InAccel, a start-up company specialized on accelerators for machine learning, has released today the latest version of the Coral FPGA resource manager that allows the software community to instantiate and utilize a cluster of FPGAs with the same easy as invoking typical software functions. InAccel’s Coral FPGA resource manager allows multiple applications to share and utilize a cluster of FPGAs in the same node (server) without worrying about the scheduling, load balancing and the resource management of each FPGA.
Among others, Coral FPGA resource manager makes much easier the utilization of the FPGAs in software by hiding the complexity of the OpenCL utilization and replacing it with simple software functions. That way, software programmers can deploy instantly and utilize a cluster of FPGAs in the same node. The resource manager supports both single-thread and multi-thread applications as the requests for the FPGA cluster are completely decoupled.
At the same time, InAccel has integrated its resource managers with Apache Spark that allows servers with multiple FPGAs to scale to hundreds of nodes through the Spark integrations.
Chris Kachris, CEO of InAccel, mentioned that Coral FPGA resource manager covers an essential missing part in the FPGA ecosystem as it allows software programmers to access FPGA accelerators seamlessly.
Coral FPGA resource manager supports both Xilinx and Intel FPGAs and can be used both for on- prem solutions or on cloud (aws, Alibaba cloud, Huawei, cloud, etc).

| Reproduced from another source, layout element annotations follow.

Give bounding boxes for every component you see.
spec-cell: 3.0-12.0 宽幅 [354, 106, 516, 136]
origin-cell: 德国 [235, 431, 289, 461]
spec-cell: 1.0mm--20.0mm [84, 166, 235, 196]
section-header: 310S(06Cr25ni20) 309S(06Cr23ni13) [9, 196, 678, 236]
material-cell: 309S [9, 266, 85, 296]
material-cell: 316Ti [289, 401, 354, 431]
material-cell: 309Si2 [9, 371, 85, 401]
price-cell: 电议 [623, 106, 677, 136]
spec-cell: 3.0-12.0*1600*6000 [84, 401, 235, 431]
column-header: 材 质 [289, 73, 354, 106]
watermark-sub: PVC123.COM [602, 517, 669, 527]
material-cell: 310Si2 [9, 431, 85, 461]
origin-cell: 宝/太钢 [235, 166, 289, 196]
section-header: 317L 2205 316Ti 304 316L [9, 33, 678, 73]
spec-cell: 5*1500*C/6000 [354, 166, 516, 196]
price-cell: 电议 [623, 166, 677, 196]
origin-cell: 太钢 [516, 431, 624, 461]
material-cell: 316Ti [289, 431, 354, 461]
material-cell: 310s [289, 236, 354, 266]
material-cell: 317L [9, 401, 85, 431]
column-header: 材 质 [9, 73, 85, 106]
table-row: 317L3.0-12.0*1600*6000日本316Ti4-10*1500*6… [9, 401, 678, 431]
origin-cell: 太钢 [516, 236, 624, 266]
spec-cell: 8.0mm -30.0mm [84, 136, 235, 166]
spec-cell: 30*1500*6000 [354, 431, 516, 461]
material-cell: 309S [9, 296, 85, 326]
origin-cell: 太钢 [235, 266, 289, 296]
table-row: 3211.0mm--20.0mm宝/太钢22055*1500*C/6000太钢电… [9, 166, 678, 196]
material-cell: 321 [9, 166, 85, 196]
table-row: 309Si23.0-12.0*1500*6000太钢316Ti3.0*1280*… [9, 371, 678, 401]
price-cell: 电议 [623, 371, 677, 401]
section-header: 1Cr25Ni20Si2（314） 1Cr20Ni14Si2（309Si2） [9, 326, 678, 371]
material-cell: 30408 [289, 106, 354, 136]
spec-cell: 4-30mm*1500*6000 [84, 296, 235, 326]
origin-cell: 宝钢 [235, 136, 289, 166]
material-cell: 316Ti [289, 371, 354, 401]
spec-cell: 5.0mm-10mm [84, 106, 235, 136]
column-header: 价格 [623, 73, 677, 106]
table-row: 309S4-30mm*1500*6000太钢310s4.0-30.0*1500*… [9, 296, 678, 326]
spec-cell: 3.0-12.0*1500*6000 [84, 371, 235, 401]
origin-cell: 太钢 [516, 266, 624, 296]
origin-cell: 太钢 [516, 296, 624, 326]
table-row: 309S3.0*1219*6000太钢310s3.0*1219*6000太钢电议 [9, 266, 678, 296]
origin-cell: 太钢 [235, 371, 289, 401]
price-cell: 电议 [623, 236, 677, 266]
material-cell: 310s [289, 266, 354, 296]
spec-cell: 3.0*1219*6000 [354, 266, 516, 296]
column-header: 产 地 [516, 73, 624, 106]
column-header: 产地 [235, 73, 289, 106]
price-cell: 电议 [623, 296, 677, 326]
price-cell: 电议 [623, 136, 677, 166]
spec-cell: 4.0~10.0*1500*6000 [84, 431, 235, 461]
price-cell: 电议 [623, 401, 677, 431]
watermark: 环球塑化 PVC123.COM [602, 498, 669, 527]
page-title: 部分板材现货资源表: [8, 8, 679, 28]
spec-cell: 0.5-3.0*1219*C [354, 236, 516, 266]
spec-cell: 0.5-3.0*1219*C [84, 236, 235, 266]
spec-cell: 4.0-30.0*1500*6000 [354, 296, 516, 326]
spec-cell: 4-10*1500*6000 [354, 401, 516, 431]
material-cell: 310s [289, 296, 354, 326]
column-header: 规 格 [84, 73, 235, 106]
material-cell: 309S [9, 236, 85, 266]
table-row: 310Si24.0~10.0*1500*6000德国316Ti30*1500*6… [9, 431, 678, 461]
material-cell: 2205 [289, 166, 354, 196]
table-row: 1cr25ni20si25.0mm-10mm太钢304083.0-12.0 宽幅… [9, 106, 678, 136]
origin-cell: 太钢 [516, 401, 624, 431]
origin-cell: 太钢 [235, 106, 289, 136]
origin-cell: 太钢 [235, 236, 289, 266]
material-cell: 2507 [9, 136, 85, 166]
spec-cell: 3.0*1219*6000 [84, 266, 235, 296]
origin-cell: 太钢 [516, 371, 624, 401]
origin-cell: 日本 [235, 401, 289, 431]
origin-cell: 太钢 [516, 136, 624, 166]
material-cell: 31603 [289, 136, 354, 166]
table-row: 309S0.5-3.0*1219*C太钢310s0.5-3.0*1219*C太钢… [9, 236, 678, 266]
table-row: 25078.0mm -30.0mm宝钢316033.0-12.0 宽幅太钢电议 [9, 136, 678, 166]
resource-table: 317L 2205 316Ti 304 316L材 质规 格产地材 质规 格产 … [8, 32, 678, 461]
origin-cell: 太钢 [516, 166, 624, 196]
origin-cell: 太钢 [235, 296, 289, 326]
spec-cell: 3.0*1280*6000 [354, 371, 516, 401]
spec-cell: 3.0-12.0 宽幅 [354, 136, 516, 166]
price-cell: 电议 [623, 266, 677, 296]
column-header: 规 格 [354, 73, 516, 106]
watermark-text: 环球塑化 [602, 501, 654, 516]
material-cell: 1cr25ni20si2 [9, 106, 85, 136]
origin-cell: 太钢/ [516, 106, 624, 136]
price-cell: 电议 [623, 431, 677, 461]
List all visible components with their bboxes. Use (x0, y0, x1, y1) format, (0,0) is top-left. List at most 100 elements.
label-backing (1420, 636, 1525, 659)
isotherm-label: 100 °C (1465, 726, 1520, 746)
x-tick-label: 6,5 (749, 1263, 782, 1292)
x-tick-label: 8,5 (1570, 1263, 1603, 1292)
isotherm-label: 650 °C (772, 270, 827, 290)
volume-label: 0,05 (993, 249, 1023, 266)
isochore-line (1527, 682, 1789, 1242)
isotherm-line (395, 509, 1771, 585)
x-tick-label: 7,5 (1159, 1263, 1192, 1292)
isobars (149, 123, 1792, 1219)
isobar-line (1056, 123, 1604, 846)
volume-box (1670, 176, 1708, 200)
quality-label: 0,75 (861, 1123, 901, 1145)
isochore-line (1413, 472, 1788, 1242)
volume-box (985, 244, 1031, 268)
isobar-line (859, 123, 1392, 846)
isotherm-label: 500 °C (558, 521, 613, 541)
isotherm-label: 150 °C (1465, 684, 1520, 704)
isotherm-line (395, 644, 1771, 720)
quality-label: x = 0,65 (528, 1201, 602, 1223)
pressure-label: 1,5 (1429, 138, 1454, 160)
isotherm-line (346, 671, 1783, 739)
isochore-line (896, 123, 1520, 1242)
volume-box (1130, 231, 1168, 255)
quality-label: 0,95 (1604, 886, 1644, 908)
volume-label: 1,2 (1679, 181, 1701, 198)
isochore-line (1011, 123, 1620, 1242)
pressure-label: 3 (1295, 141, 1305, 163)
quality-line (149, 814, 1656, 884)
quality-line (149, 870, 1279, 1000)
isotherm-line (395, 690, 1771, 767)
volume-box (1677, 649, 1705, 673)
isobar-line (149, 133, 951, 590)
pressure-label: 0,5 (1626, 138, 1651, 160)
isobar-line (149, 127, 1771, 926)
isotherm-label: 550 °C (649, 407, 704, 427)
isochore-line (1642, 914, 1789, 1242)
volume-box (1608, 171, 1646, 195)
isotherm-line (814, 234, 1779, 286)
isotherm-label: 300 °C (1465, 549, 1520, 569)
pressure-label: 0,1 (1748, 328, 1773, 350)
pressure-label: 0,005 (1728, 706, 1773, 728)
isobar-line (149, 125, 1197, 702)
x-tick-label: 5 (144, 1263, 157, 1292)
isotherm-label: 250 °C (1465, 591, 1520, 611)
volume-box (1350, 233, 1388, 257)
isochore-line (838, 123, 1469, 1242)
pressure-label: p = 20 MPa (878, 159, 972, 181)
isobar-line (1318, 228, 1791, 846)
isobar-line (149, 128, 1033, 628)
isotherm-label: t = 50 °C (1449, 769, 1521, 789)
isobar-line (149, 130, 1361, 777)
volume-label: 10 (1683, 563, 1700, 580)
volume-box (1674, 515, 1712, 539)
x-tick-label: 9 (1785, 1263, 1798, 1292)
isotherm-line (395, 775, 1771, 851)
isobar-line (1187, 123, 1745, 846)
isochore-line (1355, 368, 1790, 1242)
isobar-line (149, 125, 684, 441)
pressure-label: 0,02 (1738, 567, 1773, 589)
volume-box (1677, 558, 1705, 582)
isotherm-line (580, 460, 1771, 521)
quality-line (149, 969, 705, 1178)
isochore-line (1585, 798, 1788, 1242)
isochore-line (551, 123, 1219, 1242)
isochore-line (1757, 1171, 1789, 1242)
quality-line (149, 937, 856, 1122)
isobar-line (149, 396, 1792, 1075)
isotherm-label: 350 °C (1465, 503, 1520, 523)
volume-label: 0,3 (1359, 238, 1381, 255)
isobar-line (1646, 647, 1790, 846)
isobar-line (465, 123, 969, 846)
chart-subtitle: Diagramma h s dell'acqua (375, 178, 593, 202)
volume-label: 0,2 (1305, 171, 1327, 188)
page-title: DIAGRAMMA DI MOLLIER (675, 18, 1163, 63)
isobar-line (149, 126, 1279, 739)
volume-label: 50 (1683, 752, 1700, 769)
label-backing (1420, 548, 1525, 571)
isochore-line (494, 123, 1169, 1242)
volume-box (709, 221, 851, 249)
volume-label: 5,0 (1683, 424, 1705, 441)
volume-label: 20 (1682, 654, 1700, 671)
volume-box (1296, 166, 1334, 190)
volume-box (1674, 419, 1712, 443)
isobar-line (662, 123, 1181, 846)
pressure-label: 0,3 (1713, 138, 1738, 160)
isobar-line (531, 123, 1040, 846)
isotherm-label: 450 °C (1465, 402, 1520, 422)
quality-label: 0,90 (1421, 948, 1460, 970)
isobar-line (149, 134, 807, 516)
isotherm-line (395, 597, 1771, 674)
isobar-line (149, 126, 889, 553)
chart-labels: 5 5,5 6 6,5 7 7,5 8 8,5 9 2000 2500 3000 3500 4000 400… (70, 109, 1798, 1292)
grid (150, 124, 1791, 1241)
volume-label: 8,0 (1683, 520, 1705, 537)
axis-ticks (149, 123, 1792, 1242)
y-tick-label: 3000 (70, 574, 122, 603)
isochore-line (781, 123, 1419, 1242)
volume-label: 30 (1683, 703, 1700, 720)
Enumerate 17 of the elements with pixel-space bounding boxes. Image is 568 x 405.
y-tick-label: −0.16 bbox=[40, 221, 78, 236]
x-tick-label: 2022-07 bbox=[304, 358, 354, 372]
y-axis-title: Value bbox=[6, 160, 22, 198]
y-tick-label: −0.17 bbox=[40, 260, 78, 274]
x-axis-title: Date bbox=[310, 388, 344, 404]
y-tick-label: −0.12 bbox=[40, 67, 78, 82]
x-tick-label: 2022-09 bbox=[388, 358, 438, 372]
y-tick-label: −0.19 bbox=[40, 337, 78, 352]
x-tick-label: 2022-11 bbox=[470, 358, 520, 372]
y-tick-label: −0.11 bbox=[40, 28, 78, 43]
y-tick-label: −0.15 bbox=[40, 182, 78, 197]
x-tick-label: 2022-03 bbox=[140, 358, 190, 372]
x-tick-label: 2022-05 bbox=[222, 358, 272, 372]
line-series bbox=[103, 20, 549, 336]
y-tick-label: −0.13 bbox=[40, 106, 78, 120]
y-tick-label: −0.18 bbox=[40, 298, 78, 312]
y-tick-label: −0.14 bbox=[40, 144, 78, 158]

As an example, FPGA resource manager allows the instant migration from the smaller servers of AWS using 1 FPGA (f1.2x) to the larger instances that host 8 FPGAs (f1.12x). The users just have to change the number of FPGAs that they want to use.
InAccel’s Coral FPGA resource manager is available as a docker container for easy installation. Also, it provides a light-weight graphical monitoring tool that allows users to get useful insight into the operation of the FPGAs. For example, it can provide information about the FPGA utilization and the shared memory usage.
InAccel has also developed the world’s first artifact repository for FPGA bitstreams based on jfrog. This vendor-agnostic repository allows the easy management of the FPGA bitstreams and serves as the IP library for the FPGA resource manager.
InAccel’s Coral FPGA resource manager is available on two versions: a free community edition with limited features and the enterprise edition.